When the Delhi unit of the Bharatiya Janata Party (BJP) announced Ramvir Singh Bidhuri, one of its eight MLAs in the city-state, will be Leader of the Opposition in the Assembly, many, especially the young who are not clued in about his volatile career in Delhi politics, were taken aback.
His name for the job was proposed by BJP leader Vijender Gupta, who is considered his disciple. Gupta was his predecessor in the Assembly’s previous term.
He has had a tortuous journey in associating himself with political parties, be it the Congress, Janata Dal, Bahujan Samaj Party (BSP), Nationalist Congress Party (NCP), Lok Janshakti Party, and now BJP. Political observers say although he is a “here today, gone tomorrow” type, people who know him are of the view that that he does so to keep himself in the swim.
Bidhuri hails from Tughlakabad village, northeast Delhi. He had a good following in the Gurjar-dominated Badarpur seat, and won there on the ticket of the Janata Dal (1993), the NCP (2003), and the BJP (2013 and 2020) but lost whenever he contested on the Congress ticket.
Bidhuri is the most experienced among those who are in active politics in Delhi and a prominent face among the Gurjars. BJP sources say the party is realising its mistake of not having him as its chief ministerial candidate in 2013, when the party got 32 seats, closely followed by the Aam Aadmi Party (AAP) with 28. Sources say around six winning candidates of the Congress were willing to be with the BJP if Bidhuri were allowed to give it a go. It is said that Arun Jaitley scotched this possibility. Then Nitin Gadkari supported Bidhuri and according to sources, he is still close to Gadkari, who thinks that he has been ignored.
BJP sources say if Bidhuri became chief minister then, Kejriwal would not have risen so fast in the politics of Delhi. Now the BJP thinks he may be a challenge to the chief minister in the Assembly and the wider politics of Delhi.
He was close to former Haryana chief minister Bhajan Lal in the early 1980s and also to Indira Gandhi, with whom he could be seen (unfortunately for him, those were pre-selfie days). She made him chairman of Haryana Warehousing Corporation with rank of Cabinet minister, a job he did very well. He wormed into the good graces of V P Singh too, and was also associated with Kanshiram, the founder of the BSP.
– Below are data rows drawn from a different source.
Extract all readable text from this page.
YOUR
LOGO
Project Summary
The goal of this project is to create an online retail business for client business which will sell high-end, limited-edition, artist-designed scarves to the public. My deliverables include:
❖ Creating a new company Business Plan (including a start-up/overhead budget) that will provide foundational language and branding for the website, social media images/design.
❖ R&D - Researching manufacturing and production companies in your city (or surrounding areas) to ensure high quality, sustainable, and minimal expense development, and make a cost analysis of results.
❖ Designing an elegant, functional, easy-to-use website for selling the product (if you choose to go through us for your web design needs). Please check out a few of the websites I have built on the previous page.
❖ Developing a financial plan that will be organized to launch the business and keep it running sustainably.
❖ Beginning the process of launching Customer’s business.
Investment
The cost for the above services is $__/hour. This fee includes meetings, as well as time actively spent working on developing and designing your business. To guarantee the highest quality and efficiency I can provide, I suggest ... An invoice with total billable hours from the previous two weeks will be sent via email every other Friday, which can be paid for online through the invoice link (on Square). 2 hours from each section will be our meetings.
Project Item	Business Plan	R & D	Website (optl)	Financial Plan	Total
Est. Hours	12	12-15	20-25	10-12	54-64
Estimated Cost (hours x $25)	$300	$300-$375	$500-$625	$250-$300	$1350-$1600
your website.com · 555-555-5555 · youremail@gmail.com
The early leaders of Delhi were Chaudhary Brahm Prakash, H K L Bhagat, and Madanlal Khurana. Bhagat was very popular in Delhi in the 1980s. Development work in East Delhi was prominently by him. His career declined after losing in East Delhi in 1991 and an important factor behind his defeat was none other than Bidhuri, who split the Gurjar vote. When Delhi got its first Assembly in its current constitutional form in 1993, Bidhuri won from the Badarpur constituency as a Janata Dal candidate. The party had four MLAs and almost 18 per cent of the vote.
In 2003 there were chances of Khurana becoming Opposition leader but that did not happen. He could have posed problems for then chief minister Sheila Dikshit, who was seen as an outsider because her father-in-law was a politician in UP. Khurana grew out of the thickets of Delhi politics and had a commerce with bureaucrats. Sources say whatever role Khurana could have played then, Bidhuri could perform it now.
He left the Congress by rebelling against Dikshit because he criticised her working style and brought corruption charges against her. Though his rebellion had some initial heft, it meandered into sluggish waters and spent itself. Dikshit, after all, had the blessings of the top leader of the party.
Bidhuri has a way with the bureaucracy. Under his guidance seven corporators were elected in 2012. He has counselled Ajay Maken, Arvinder Singh Lovely, and Harun Yusuf. Whenever they needed any suggestion they used to talk to Dada Bidhuri. His political career is a story of ambition and good connections, and now he has something to cheer about.